Arepas are the most common traditional dish in Colombia and are served as a complement or a snack. Arepas can come in various ways, including arepa de choco (made from corn and filled with cheese), arepa con queso (filled with cheese), and arepa de huevo (an arepa with an egg inside)). Each region in Colombia has its own traditional way of making arepas.
Av. El Malecón, Guatapé
Typical Colombian paisa food. Slightly off the beaten path of the town center, this family-run restaurant has great service and delicious food to match. Portions are large so do take heed.
Specialties are chicharrón with bean soup, totally delicious! Also, the bandeja paisa, while the many fish dishes are very popular.
Casa Cuba Bar Restaurant
Cl.30 #30-232, Guatapé
Take a table here to enjoy wonderful Caribbean dishes and the views of the Church of Nuestra Senora del Carmen. Refreshing ceviche, perfectly seasoned chicken, or a generous ropa vieja (traditional Spanish dish) at Casa Cuba.
Famous for its excellent mojitos! Prices are very reasonable for what you receive.
There are many different and enthralling things to do in and around Guatapé, catering to almost everyone. Here are some ideas:
For a fabulous aerial view of the lake fly around La Piedra in a helicopter.
CLIMB LA PIEDRA DEL PENOL
702 stone steps wind around the massive rock that dominates the landscape of Guatapé. Making your way up is a sort of pilgrimage that must be done. The views overlooking the reservoir are indescribable. One of the best miradors in all of Colombia. At the summit, refreshments are available before making the descent.
Be sure to visit before 10 am or after 4 pm to miss the crowds .*Book here a private day trip to Guatape.
HIKE THE SURROUNDING HILLS
A long trek through the lush green valleys of rural Colombia is invigorating. There are trails such as Pisto Reto Quimbaya or Camino del Sinsonte that are very enjoyable.
A DAY AT THE LAKE
Experience the beautiful lake by boat, kayak, jet ski, or sailboat. There is a variety of equipment available to rent, including tours on larger vessels.

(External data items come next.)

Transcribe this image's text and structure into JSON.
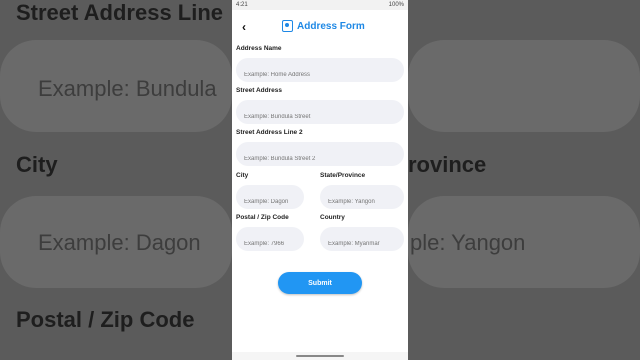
{
  "status": {
    "time": "4:21",
    "battery": "100%"
  },
  "header": {
    "title": "Address Form"
  },
  "form": {
    "address_name": {
      "label": "Address Name",
      "placeholder": "Example: Home Address"
    },
    "street_address": {
      "label": "Street Address",
      "placeholder": "Example: Bundula Street"
    },
    "street_address_2": {
      "label": "Street Address Line 2",
      "placeholder": "Example: Bundula Street 2"
    },
    "city": {
      "label": "City",
      "placeholder": "Example: Dagon"
    },
    "state": {
      "label": "State/Province",
      "placeholder": "Example: Yangon"
    },
    "postal": {
      "label": "Postal / Zip Code",
      "placeholder": "Example: 7966"
    },
    "country": {
      "label": "Country",
      "placeholder": "Example: Myanmar"
    },
    "submit_label": "Submit"
  },
  "background": {
    "label_top": "Street Address Line",
    "placeholder_top": "Example: Bundula",
    "label_city": "City",
    "label_province": "rovince",
    "placeholder_city": "Example: Dagon",
    "placeholder_yangon": "ple: Yangon",
    "label_postal": "Postal / Zip Code"
  },
  "colors": {
    "accent": "#1e88e5",
    "button": "#2196f3",
    "field_bg": "#f0f1f6"
  }
}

Hang-gliding, paragliding, and mountain biking are all everyday activities here. A zipline too, but it certainly is not that exciting.
THE CHURCH OF OUR LADY CARMEN
In the main plaza, surrounded by restaurants and street vendors, is an impressive colonial church.
Aside from its aesthetic beauty, this is a great place to socialize and meet other travelers.
*Visit 2 heritage towns in the department of Antioquia, learn more about Jardín & Jerico here!
Guatapé has a great selection when it comes to handmade goods. Artisans’ handcraft bags, jewelry and a variety of other items are fairly priced.
COLOURFUL DOWNTOWN STREETS
Guatapé is a labyrinth of psychedelic streets with eccentric houses and tiendas (shops). Wonderful way to spend a couple of hours.
WATERFALLS OF SAN RAFAEL
An hour from Guatapé is the small and picturesque town of San Rafael.
Celebrated for its outdoor activities, there are vibrating waterfalls, hiking trails through the jungle to swimming hollows, and cataracts.